- Music
- 16 Feb 11
A quick and glorious death
Chances are you won’t have heard all that much about Dublin quartet Hands Up Who Wants To Die, unless you happen to frequent a lot of gigs put on by Dublin-based indie label the Richter Collective, or indeed you happen to live beside the Thomas House. Hell, I’m guilty on both counts, but Buffalo, buffalo, buffalo, buffalo is still my first proper induction to camp Die (no relation to Disney’s Camp Rock).
I know this much – the screamo quartet are affiliated with Cork’s I’ll Eat Your Face, whose 2010 debut Irritant massaged my head the way a spear massages a melon. I’m not exactly expecting humble xylophone ditties on HUWWTD’s debut; rather, I’m hoping they’ll reach their Leeside counterpart’s standards of violent lovliness.
Frankly, I’m pretty chuffed that the Irish grindcore contingent have chosen such austere band names, and that I’ve made it this far without having to discuss anyone called Foetus And Crisp Sandwich or Necrophiling Cabinet.
The album’s title is a marvel in itself – a reference to the grammatical phenomenon that dictates that a sentence with the word ‘buffalo’ repeated any number of times is always correct. But enough about Noam Chomsky’s Logical Structure of Linguistic Theory.

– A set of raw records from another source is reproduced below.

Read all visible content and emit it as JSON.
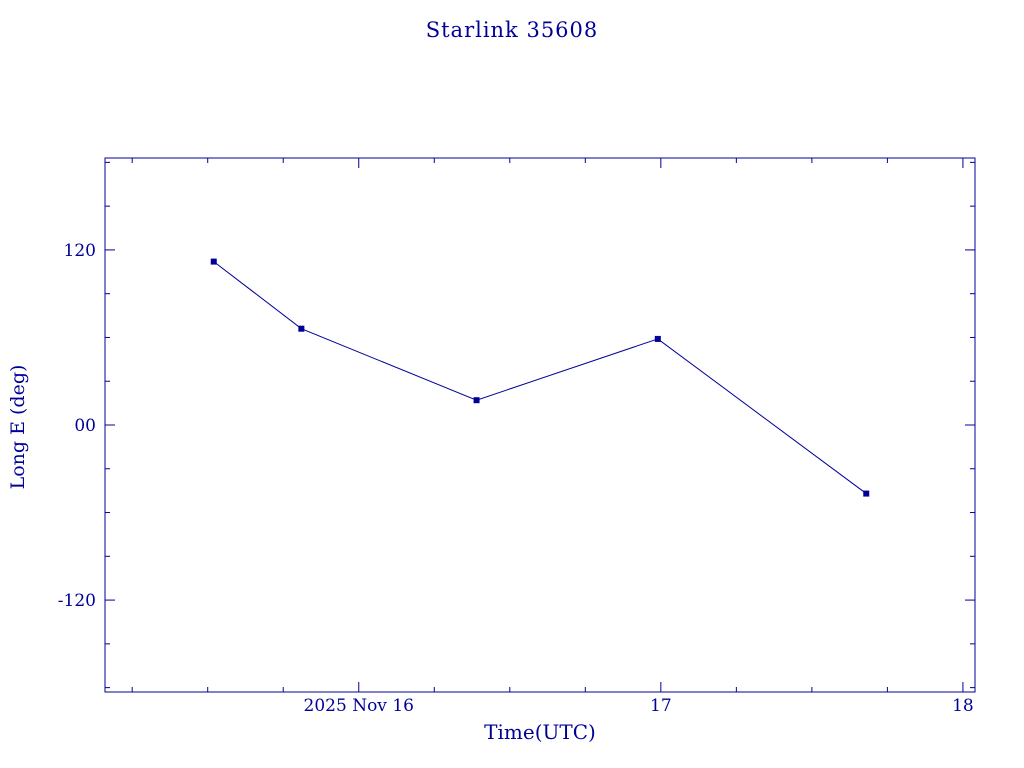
{
  "chart_data": {
    "type": "line",
    "title": "Starlink 35608",
    "xlabel": "Time(UTC)",
    "ylabel": "Long E (deg)",
    "series": [
      {
        "name": "Long E (deg)",
        "x_hours_utc": [
          15.52,
          15.81,
          16.39,
          16.99,
          17.68
        ],
        "y_deg": [
          112,
          66,
          17,
          59,
          -47
        ]
      }
    ],
    "xlim": [
      15.16,
      18.04
    ],
    "ylim": [
      -183,
      183
    ],
    "x_ticks": [
      {
        "value": 16,
        "label": "2025 Nov 16"
      },
      {
        "value": 17,
        "label": "17"
      },
      {
        "value": 18,
        "label": "18"
      }
    ],
    "y_ticks": [
      {
        "value": 120,
        "label": "120"
      },
      {
        "value": 0,
        "label": "00"
      },
      {
        "value": -120,
        "label": "-120"
      }
    ],
    "grid": false,
    "legend": "none",
    "marker": "square",
    "line_color": "#000099",
    "marker_color": "#000099",
    "text_color": "#000099"
  }
}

There’s plenty to like on this snappy 38-minute debut. ‘Moke’ boasts a killer bassline and the raspy storytelling on opener ‘Sailor’ is ingenious, if not perfectly executed. Vocalist and Richter Collective co-founder Barry Lennon tends to sound shaky when not in full screech mode, but you can’t fault his gusto on lines like ‘Step by step… Row by row’ (‘Fortunado’).

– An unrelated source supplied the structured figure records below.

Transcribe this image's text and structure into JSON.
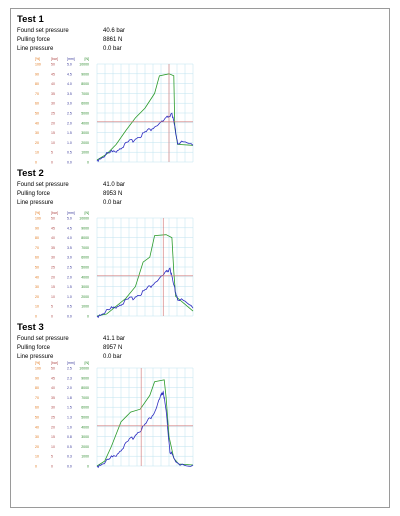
{
  "tests": [
    {
      "title": "Test 1",
      "rows": [
        {
          "label": "Found set pressure",
          "value": "40.6 bar"
        },
        {
          "label": "Pulling force",
          "value": "8861 N"
        },
        {
          "label": "Line pressure",
          "value": "0.0 bar"
        }
      ],
      "axis_headers": [
        "[%]",
        "[bar]",
        "[mm]",
        "[N]"
      ],
      "axis_ticks": {
        "pct": [
          "100",
          "90",
          "80",
          "70",
          "60",
          "50",
          "40",
          "30",
          "20",
          "10",
          "0"
        ],
        "bar": [
          "50",
          "45",
          "40",
          "35",
          "30",
          "25",
          "20",
          "15",
          "10",
          "5",
          "0"
        ],
        "mm": [
          "5.0",
          "4.5",
          "4.0",
          "3.5",
          "3.0",
          "2.5",
          "2.0",
          "1.5",
          "1.0",
          "0.5",
          "0.0"
        ],
        "N": [
          "10000",
          "9000",
          "8000",
          "7000",
          "6000",
          "5000",
          "4000",
          "3000",
          "2000",
          "1000",
          "0"
        ]
      }
    },
    {
      "title": "Test 2",
      "rows": [
        {
          "label": "Found set pressure",
          "value": "41.0 bar"
        },
        {
          "label": "Pulling force",
          "value": "8953 N"
        },
        {
          "label": "Line pressure",
          "value": "0.0 bar"
        }
      ],
      "axis_headers": [
        "[%]",
        "[bar]",
        "[mm]",
        "[N]"
      ],
      "axis_ticks": {
        "pct": [
          "100",
          "90",
          "80",
          "70",
          "60",
          "50",
          "40",
          "30",
          "20",
          "10",
          "0"
        ],
        "bar": [
          "50",
          "45",
          "40",
          "35",
          "30",
          "25",
          "20",
          "15",
          "10",
          "5",
          "0"
        ],
        "mm": [
          "5.0",
          "4.5",
          "4.0",
          "3.5",
          "3.0",
          "2.5",
          "2.0",
          "1.5",
          "1.0",
          "0.5",
          "0.0"
        ],
        "N": [
          "10000",
          "9000",
          "8000",
          "7000",
          "6000",
          "5000",
          "4000",
          "3000",
          "2000",
          "1000",
          "0"
        ]
      }
    },
    {
      "title": "Test 3",
      "rows": [
        {
          "label": "Found set pressure",
          "value": "41.1 bar"
        },
        {
          "label": "Pulling force",
          "value": "8957 N"
        },
        {
          "label": "Line pressure",
          "value": "0.0 bar"
        }
      ],
      "axis_headers": [
        "[%]",
        "[bar]",
        "[mm]",
        "[N]"
      ],
      "axis_ticks": {
        "pct": [
          "100",
          "90",
          "80",
          "70",
          "60",
          "50",
          "40",
          "30",
          "20",
          "10",
          "0"
        ],
        "bar": [
          "50",
          "45",
          "40",
          "35",
          "30",
          "25",
          "20",
          "15",
          "10",
          "5",
          "0"
        ],
        "mm": [
          "2.5",
          "2.3",
          "2.0",
          "1.8",
          "1.5",
          "1.3",
          "1.0",
          "0.8",
          "0.5",
          "0.3",
          "0.0"
        ],
        "N": [
          "10000",
          "9000",
          "8000",
          "7000",
          "6000",
          "5000",
          "4000",
          "3000",
          "2000",
          "1000",
          "0"
        ]
      }
    }
  ],
  "colors": {
    "pct": "#e0781e",
    "bar": "#b04a4a",
    "mm": "#3a3a9a",
    "N": "#2e8b2e",
    "grid": "#bfe3ef",
    "force_line": "#2a9a2a",
    "pressure_line": "#2b2bc0",
    "set_pressure_marker": "#d07070"
  },
  "chart_data": [
    {
      "type": "line",
      "series": [
        {
          "points": [
            [
              0,
              0.02
            ],
            [
              10,
              0.08
            ],
            [
              20,
              0.18
            ],
            [
              30,
              0.32
            ],
            [
              40,
              0.45
            ],
            [
              50,
              0.55
            ],
            [
              60,
              0.7
            ],
            [
              65,
              0.88
            ],
            [
              75,
              0.9
            ],
            [
              80,
              0.88
            ],
            [
              81,
              0.35
            ],
            [
              84,
              0.18
            ],
            [
              100,
              0.17
            ]
          ],
          "role": "force"
        },
        {
          "points": [
            [
              0,
              0.02
            ],
            [
              10,
              0.08
            ],
            [
              20,
              0.12
            ],
            [
              30,
              0.18
            ],
            [
              40,
              0.24
            ],
            [
              50,
              0.3
            ],
            [
              60,
              0.36
            ],
            [
              70,
              0.42
            ],
            [
              78,
              0.5
            ],
            [
              81,
              0.35
            ],
            [
              84,
              0.2
            ],
            [
              100,
              0.17
            ]
          ],
          "role": "pressure"
        }
      ],
      "set_pressure_marker": {
        "x": 75,
        "y": 0.41
      }
    },
    {
      "type": "line",
      "series": [
        {
          "points": [
            [
              0,
              0.0
            ],
            [
              10,
              0.02
            ],
            [
              20,
              0.1
            ],
            [
              30,
              0.18
            ],
            [
              40,
              0.3
            ],
            [
              48,
              0.55
            ],
            [
              55,
              0.6
            ],
            [
              60,
              0.82
            ],
            [
              72,
              0.83
            ],
            [
              78,
              0.8
            ],
            [
              80,
              0.45
            ],
            [
              82,
              0.2
            ],
            [
              100,
              0.05
            ]
          ],
          "role": "force"
        },
        {
          "points": [
            [
              0,
              0.0
            ],
            [
              10,
              0.05
            ],
            [
              20,
              0.1
            ],
            [
              30,
              0.15
            ],
            [
              40,
              0.2
            ],
            [
              50,
              0.26
            ],
            [
              60,
              0.34
            ],
            [
              70,
              0.42
            ],
            [
              76,
              0.49
            ],
            [
              80,
              0.3
            ],
            [
              84,
              0.18
            ],
            [
              100,
              0.08
            ]
          ],
          "role": "pressure"
        }
      ],
      "set_pressure_marker": {
        "x": 69,
        "y": 0.41
      }
    },
    {
      "type": "line",
      "series": [
        {
          "points": [
            [
              0,
              0.0
            ],
            [
              8,
              0.05
            ],
            [
              15,
              0.2
            ],
            [
              25,
              0.45
            ],
            [
              35,
              0.55
            ],
            [
              45,
              0.58
            ],
            [
              55,
              0.72
            ],
            [
              60,
              0.86
            ],
            [
              70,
              0.88
            ],
            [
              72,
              0.7
            ],
            [
              75,
              0.3
            ],
            [
              80,
              0.08
            ],
            [
              85,
              0.02
            ],
            [
              100,
              0.01
            ]
          ],
          "role": "force"
        },
        {
          "points": [
            [
              0,
              0.0
            ],
            [
              10,
              0.05
            ],
            [
              20,
              0.12
            ],
            [
              30,
              0.22
            ],
            [
              40,
              0.32
            ],
            [
              50,
              0.42
            ],
            [
              60,
              0.55
            ],
            [
              66,
              0.7
            ],
            [
              69,
              0.76
            ],
            [
              72,
              0.55
            ],
            [
              76,
              0.15
            ],
            [
              82,
              0.03
            ],
            [
              100,
              0.01
            ]
          ],
          "role": "pressure"
        }
      ],
      "set_pressure_marker": {
        "x": 46,
        "y": 0.41
      }
    }
  ]
}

The second half of Buffalo, buffalo… contains the most gold, with powerhouse track ‘Vergessen’ swerving masterfully between timid guitar-based instrumental and all-out shriek rock. ‘Stopwatch’ has a faultless stomp and ‘The Scorpion Crawls’ is sinister without being venomous.

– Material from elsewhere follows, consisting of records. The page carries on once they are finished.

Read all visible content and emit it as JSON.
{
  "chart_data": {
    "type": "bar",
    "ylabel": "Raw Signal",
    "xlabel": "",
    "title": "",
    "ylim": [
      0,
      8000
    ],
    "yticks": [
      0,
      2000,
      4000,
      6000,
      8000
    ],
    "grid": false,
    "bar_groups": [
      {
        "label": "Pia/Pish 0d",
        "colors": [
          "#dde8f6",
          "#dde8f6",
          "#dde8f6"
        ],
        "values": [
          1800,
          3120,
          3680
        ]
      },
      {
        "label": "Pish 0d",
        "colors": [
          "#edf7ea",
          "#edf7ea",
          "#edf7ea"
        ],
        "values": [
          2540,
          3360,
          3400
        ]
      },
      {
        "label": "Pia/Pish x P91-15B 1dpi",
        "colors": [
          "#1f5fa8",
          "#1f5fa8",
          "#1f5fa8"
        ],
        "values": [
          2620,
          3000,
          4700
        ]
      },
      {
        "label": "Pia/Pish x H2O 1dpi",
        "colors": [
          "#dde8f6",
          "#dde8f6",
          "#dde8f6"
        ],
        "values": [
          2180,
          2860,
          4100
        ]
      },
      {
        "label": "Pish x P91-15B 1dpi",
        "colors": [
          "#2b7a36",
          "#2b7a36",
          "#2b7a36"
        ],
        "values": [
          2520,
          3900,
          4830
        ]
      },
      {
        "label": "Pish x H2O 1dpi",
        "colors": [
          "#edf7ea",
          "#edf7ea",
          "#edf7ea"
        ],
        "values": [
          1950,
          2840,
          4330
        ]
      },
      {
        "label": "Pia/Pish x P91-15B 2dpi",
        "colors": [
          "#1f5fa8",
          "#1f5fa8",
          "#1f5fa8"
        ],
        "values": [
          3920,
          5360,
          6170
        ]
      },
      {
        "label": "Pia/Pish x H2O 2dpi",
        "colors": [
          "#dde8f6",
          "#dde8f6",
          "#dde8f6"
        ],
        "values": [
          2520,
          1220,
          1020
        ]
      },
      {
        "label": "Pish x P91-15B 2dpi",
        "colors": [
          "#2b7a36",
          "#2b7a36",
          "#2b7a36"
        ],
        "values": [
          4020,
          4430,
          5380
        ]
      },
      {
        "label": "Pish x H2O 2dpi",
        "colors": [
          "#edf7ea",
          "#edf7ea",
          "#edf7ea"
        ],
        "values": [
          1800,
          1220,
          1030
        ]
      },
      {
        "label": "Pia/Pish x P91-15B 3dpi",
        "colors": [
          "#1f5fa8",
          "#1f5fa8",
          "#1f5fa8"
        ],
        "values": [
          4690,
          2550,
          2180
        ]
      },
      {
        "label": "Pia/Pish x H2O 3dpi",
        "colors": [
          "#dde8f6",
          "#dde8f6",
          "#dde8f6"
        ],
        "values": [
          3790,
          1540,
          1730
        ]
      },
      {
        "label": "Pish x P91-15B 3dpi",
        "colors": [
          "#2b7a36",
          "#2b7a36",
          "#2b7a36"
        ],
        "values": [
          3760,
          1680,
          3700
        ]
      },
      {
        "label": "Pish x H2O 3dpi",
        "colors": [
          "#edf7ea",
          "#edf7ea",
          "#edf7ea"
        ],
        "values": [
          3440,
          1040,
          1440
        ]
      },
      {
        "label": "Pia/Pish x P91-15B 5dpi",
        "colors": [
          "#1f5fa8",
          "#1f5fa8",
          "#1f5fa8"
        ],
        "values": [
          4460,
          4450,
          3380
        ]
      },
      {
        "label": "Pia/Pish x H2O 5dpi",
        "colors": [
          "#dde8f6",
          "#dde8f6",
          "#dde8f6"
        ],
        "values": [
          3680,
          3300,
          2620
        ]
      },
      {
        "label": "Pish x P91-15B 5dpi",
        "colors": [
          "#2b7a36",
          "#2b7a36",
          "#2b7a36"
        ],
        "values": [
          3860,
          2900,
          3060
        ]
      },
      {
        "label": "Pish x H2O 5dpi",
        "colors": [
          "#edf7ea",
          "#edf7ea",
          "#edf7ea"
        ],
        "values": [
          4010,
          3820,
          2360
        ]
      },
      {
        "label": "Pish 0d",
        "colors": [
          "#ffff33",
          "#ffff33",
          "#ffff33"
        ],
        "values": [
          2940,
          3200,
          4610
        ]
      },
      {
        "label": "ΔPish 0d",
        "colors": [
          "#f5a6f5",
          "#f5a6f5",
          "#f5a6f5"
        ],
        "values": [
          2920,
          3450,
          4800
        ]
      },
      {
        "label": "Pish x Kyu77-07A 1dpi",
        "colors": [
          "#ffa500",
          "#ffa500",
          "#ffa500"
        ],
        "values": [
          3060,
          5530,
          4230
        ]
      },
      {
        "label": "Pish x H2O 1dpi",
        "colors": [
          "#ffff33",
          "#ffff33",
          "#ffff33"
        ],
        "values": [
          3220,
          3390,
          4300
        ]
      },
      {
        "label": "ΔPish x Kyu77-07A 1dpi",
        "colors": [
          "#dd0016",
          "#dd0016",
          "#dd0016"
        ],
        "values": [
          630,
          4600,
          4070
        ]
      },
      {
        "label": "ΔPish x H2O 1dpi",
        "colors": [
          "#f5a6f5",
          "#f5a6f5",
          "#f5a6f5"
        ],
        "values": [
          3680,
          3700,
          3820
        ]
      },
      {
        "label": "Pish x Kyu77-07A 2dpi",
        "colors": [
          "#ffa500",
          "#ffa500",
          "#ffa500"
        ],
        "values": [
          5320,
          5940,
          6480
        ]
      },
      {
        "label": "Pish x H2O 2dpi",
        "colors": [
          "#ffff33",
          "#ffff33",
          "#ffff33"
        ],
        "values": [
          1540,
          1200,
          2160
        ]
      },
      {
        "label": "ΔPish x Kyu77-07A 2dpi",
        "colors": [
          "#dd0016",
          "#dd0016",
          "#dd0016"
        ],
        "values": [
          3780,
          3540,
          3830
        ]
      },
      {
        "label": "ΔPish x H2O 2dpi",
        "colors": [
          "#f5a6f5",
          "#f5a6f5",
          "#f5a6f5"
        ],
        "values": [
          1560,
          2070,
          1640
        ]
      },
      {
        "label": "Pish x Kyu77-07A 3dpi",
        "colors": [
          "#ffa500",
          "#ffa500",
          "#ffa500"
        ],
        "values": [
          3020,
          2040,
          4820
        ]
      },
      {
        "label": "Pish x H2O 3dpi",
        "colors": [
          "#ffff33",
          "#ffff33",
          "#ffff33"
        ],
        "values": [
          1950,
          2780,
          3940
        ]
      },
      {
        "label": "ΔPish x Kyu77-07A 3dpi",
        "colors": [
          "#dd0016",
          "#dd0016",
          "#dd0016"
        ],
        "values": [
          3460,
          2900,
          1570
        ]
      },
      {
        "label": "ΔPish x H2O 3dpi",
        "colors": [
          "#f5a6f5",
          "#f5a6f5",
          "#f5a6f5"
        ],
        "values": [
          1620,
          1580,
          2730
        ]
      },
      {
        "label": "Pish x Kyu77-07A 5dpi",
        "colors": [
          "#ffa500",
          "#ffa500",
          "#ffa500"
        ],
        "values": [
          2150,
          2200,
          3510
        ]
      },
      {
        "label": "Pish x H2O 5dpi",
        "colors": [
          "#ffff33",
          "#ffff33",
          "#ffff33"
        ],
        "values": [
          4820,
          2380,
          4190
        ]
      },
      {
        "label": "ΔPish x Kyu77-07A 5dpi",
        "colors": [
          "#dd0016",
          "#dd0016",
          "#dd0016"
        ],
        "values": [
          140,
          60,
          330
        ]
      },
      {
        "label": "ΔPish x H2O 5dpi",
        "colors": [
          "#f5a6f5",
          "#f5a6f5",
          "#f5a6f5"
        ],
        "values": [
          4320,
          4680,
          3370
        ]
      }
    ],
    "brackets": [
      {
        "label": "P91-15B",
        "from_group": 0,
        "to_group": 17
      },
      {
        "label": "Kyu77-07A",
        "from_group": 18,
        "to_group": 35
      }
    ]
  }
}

HUWWTD have come up with some hard-hitting lyrics, too, the most affecting of which appears on plodding riot ‘Buggy Sandmice’ (“The Egyptians built pyramids to praise their gods/ We built shops to praise their laws”).
There’s no two ways about it – Buffalo, buffalo... is a brute of a record. Clumsy and loutish in all the right ways, but also intelligently written and overflowing with heart.